Maybe it isn’t fair to her to use her this way, but then again, maybe Drazak is right. She is just a pet, after all.
Chapter 6
Drazak
I didn’t mean to bring it up, but I couldn’t stop myself. I thought I’d forgiven him, that it was good enough for me to have Han’zir beside me at all.
We share a home and a life, but still he couldn’t make a commitment to me. Now he wants to share everything with some human who showed up out of the blue?
I’m glad Esme can’t understand us. How would she feel knowing that Han’zir only sees her as a toy, an object to be kept and petted until he stops being amused by her? The sting of it grows even sharper teeth when Han’zir doesn’t return to the house. My mind conjures all sorts of terrible thoughts the longer his side of the bed remains empty. He was addled with wine earlier, and I left him and Esme alone.

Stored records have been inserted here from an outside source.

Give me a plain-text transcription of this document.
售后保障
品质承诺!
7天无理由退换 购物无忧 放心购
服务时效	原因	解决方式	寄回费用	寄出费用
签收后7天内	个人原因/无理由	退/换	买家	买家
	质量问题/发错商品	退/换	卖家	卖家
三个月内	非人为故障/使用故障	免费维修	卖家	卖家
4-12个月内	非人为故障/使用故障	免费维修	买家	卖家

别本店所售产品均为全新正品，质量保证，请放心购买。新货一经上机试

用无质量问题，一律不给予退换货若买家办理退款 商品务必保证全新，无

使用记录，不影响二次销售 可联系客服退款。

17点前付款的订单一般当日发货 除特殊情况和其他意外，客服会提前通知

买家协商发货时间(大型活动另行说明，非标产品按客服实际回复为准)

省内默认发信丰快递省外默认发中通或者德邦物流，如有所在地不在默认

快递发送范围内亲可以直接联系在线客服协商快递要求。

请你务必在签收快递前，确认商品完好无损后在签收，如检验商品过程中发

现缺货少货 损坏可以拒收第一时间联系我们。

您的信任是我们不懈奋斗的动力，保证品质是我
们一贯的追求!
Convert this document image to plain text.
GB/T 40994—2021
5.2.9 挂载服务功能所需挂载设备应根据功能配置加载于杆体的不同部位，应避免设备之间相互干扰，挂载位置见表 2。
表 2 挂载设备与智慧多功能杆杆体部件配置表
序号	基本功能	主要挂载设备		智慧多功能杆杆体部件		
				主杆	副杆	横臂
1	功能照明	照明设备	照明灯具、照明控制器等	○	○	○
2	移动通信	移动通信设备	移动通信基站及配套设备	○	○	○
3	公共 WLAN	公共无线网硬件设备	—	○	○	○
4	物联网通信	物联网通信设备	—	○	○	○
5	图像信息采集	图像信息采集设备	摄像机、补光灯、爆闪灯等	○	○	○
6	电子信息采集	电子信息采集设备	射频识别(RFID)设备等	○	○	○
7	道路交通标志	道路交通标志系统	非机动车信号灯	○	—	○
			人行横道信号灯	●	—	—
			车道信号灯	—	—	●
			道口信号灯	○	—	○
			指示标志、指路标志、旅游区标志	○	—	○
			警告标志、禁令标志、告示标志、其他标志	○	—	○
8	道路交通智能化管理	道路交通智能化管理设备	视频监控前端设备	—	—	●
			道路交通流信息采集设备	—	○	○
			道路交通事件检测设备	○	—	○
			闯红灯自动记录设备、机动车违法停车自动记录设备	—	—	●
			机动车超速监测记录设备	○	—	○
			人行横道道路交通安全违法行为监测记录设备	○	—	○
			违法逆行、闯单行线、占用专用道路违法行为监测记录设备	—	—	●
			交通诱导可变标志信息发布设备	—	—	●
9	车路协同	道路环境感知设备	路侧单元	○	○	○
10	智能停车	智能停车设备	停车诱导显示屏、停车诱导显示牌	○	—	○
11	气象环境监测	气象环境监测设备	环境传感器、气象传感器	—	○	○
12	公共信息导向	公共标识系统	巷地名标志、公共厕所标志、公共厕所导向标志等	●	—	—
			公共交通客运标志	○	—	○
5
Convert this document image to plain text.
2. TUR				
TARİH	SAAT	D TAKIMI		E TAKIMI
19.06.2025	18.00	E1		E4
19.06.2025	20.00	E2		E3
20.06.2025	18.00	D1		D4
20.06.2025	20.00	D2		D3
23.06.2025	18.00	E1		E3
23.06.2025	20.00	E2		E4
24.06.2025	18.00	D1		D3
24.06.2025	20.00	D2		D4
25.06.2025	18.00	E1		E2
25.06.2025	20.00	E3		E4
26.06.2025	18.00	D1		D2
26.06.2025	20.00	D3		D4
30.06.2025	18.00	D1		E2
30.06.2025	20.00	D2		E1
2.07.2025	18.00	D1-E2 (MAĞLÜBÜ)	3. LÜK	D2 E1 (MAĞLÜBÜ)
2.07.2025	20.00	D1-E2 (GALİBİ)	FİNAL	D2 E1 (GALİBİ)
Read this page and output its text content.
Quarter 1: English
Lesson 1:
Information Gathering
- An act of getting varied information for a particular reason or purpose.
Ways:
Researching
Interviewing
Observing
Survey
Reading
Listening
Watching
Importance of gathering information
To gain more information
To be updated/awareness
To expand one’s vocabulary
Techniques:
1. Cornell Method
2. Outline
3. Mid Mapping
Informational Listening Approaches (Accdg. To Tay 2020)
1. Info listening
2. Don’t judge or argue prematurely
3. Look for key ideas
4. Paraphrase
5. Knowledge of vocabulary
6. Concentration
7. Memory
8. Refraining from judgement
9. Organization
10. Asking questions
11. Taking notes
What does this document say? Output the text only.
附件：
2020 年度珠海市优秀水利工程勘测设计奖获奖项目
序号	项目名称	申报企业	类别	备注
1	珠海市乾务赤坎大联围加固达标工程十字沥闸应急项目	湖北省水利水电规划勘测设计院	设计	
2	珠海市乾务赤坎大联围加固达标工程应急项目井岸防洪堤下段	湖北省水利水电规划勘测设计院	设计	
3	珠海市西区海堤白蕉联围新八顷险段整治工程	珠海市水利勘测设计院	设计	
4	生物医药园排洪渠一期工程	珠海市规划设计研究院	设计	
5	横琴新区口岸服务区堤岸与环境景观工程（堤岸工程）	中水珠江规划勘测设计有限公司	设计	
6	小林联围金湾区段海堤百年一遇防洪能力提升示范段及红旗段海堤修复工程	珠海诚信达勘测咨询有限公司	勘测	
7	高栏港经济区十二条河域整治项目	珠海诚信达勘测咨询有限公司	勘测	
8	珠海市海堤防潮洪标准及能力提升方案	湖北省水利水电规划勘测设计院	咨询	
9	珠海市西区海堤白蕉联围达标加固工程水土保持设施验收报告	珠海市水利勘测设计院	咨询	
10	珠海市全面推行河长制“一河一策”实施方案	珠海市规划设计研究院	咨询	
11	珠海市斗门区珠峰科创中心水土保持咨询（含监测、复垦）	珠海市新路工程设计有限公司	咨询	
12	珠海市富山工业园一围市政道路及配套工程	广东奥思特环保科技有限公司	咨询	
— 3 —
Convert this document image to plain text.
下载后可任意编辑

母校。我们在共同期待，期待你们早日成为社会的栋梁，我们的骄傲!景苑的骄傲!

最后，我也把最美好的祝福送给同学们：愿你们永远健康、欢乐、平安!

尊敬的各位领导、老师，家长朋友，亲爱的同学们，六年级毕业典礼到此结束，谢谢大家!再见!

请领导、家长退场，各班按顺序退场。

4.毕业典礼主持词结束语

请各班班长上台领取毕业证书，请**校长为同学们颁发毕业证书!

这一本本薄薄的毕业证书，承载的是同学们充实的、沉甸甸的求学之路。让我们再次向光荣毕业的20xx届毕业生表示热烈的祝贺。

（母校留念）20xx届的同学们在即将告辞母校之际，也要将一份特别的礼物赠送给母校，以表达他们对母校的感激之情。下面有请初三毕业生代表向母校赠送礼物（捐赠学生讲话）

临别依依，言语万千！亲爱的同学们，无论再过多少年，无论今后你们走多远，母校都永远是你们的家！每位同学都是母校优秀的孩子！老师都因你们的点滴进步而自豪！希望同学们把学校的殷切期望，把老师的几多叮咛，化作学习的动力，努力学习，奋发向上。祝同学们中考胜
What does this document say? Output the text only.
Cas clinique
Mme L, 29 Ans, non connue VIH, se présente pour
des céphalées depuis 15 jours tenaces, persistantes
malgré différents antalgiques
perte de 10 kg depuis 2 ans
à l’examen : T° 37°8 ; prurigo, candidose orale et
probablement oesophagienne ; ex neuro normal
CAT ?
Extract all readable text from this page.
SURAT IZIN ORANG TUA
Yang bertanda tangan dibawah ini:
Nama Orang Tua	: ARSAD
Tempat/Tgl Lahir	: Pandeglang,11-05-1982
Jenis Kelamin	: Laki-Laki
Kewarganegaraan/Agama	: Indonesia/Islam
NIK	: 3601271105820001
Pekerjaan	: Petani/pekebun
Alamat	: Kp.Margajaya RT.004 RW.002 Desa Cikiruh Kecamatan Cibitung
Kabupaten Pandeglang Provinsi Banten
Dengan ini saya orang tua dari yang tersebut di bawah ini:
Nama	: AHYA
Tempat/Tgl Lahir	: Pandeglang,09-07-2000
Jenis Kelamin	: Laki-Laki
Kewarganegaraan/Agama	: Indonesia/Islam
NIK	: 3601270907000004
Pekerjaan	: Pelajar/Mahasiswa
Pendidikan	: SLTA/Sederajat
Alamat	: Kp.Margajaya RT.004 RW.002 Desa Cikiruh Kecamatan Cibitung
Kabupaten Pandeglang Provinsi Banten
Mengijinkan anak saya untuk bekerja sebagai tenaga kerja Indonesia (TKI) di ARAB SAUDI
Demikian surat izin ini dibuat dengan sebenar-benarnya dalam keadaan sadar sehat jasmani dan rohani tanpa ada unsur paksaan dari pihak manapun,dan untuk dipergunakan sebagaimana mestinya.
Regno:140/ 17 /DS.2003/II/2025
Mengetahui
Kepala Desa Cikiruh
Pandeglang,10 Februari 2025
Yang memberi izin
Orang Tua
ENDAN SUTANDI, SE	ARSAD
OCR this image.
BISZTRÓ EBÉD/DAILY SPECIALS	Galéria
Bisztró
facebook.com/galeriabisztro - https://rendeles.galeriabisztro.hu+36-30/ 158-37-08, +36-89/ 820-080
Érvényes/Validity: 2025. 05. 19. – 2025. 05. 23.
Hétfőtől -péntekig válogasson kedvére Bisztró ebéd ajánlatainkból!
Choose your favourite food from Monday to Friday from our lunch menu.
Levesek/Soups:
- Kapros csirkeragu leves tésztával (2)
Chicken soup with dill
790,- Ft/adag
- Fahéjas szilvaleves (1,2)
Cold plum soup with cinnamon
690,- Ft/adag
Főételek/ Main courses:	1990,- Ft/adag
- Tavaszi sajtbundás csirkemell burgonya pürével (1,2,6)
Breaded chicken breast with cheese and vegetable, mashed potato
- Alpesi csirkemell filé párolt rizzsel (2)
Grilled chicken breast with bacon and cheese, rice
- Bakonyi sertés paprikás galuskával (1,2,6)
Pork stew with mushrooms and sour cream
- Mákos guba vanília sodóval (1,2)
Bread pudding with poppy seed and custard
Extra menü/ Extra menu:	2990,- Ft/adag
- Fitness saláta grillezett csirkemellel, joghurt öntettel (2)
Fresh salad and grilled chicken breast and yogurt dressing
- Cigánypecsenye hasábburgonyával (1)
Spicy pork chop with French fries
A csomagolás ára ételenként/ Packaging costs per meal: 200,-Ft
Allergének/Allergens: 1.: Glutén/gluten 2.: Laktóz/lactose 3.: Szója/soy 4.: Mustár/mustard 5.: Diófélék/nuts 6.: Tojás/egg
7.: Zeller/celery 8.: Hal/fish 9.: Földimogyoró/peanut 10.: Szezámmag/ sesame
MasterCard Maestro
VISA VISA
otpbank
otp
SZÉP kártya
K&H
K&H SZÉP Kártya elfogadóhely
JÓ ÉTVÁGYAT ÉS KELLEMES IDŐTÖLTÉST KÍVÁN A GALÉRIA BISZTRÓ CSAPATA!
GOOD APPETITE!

But there are no telltale sounds, no sign that anything untoward is happening out in the barn. Perhaps he’s trying to respect me by not coming to bed, though that’s the last thing I wanted.
Still, I imagine Han’zir on top of her, his cock sliding in and out of her, and I have to shut my eyes hard to keep the invasive thought away. Is it that I hate the idea of him enjoying her? Or is it the image of him doing it without me?
Eventually I fall asleep into a tangled web of dreams. In each one, the human is at the center of the storm, all of our eyes turning to her as if she is the one bright spot in the night.
The next morning I awake to find Han’zir and Esme both already up and making themselves useful. Esme’s cooking while Han’zir cleans up the remains of last night’s meal. He jerks upright when I step out the front door, pain clearly written across his face.
“Drazak—” he begins, taking a few steps towards me. I raise a hand flat, and he halts.
“You slept with the human?” I ask.
His eyes go wide. “I mean, I slept next to her, but nothing else happened.” He pauses, then his mouth creases in a smirk. “Are you jealous?”
“What, jealous that you were out in the barn all night?” I scoff, but I’m relieved to hear he kept his hands to himself. He has a hungry cock, too, and part of me did fear the worst—probably because if it were me, I wouldn’t have had so much self-control. “I’m not jealous of that in the least.”
Han’zir sighs with relief, and then glancing around to make sure we’re not being watched, he closes the distance between us. He seizes my face in his hands and drags me in for a kiss, and as much as I want to resist it—to punish him for the hurt that still festers just under the surface—I can’t. His mouth hungrily tastes mine and I let him in. Then I turn it around on him, bruising his lips in my quest to reassert my ownership of him. He groans underneath me, and I can’t stop my hands from venturing around his body, squeezing his tight ass, rubbing over his crotch. He thickens up under my hand and I’m gratified I can turn him on so easily.